5. Sufjan Stevens: Come On Feel the Illinoise! It took a while for me to really hear this album because I couldn’t get past “Chicago,” simply the best song of the year. “Chicago” is just glorious, an achingly gorgeous epic of smallness, swelling and falling and expanding and just filling the air. The part in the middle where he sings “I’ve made a lot of mistakes” and the choir comes in on the chorus makes breath stop for a second every time. It’s still hard for me to listen to the album without stopping and playing “Chicago” over and over again; it’s what I’m doing right now. But the rest of the album is nearly as full of perfect little string bits and swoony choruses and tingley bells.
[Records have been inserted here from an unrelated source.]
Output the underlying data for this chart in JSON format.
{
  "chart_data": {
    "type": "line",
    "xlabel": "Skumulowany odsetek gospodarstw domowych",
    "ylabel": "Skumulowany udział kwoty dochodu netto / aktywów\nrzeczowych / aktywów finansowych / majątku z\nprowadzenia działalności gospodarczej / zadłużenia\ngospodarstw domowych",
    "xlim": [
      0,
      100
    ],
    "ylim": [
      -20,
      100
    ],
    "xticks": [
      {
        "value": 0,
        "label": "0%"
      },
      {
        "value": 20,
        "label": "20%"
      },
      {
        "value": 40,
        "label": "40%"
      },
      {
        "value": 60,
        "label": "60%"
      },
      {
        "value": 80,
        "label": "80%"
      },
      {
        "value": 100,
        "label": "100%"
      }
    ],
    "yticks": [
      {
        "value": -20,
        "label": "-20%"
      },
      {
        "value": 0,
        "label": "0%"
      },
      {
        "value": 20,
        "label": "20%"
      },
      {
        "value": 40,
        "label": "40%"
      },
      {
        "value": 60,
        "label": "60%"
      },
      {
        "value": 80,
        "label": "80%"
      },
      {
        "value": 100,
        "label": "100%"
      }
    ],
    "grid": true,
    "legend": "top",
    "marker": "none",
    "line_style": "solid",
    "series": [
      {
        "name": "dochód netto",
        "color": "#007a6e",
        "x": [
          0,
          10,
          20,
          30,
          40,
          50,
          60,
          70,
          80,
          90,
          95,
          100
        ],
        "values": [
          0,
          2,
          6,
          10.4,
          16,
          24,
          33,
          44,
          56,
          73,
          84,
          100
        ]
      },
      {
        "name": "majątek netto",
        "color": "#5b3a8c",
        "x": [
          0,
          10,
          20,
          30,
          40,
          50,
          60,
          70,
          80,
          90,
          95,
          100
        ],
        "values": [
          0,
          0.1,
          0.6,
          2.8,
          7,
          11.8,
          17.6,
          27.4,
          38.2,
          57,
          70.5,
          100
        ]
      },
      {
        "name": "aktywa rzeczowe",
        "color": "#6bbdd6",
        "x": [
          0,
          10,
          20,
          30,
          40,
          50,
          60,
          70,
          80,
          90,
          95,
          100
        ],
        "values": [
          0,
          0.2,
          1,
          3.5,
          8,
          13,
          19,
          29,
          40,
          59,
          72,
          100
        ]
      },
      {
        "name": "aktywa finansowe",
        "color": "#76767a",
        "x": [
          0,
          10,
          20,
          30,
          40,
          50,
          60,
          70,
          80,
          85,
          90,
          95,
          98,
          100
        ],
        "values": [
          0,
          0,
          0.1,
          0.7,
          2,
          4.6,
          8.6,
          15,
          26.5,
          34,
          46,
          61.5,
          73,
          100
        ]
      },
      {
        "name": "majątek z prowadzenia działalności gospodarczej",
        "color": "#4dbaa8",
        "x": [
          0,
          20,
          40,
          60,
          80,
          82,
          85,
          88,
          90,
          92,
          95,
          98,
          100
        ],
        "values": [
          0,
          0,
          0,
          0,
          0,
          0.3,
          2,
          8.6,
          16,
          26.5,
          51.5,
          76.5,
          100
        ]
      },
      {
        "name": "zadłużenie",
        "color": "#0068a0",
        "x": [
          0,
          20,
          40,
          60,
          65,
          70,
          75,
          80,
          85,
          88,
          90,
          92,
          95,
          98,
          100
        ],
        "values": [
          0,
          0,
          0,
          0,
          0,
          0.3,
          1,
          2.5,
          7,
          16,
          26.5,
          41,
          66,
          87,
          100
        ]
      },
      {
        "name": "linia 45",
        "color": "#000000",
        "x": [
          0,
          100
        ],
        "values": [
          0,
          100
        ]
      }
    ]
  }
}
Illinoise is an indie-pop Late Registration, an album of staggering sweep and ambition that doesn’t sacrifice any of the pleasures of its genre. The simpering, twee cuteness of indie-pop is still fully in effect, and that sounds like a complaint, but it really isn’t, since the escape-from-reality factor is really what I like about indie-pop. Illinoise is the best record of its kind since Belle and Sebastian’s If You’re Feeling Sinister, and it deserves all the laudatory reviews it’s gotten, which is quite an accomplishment since there have been a whole mess of them.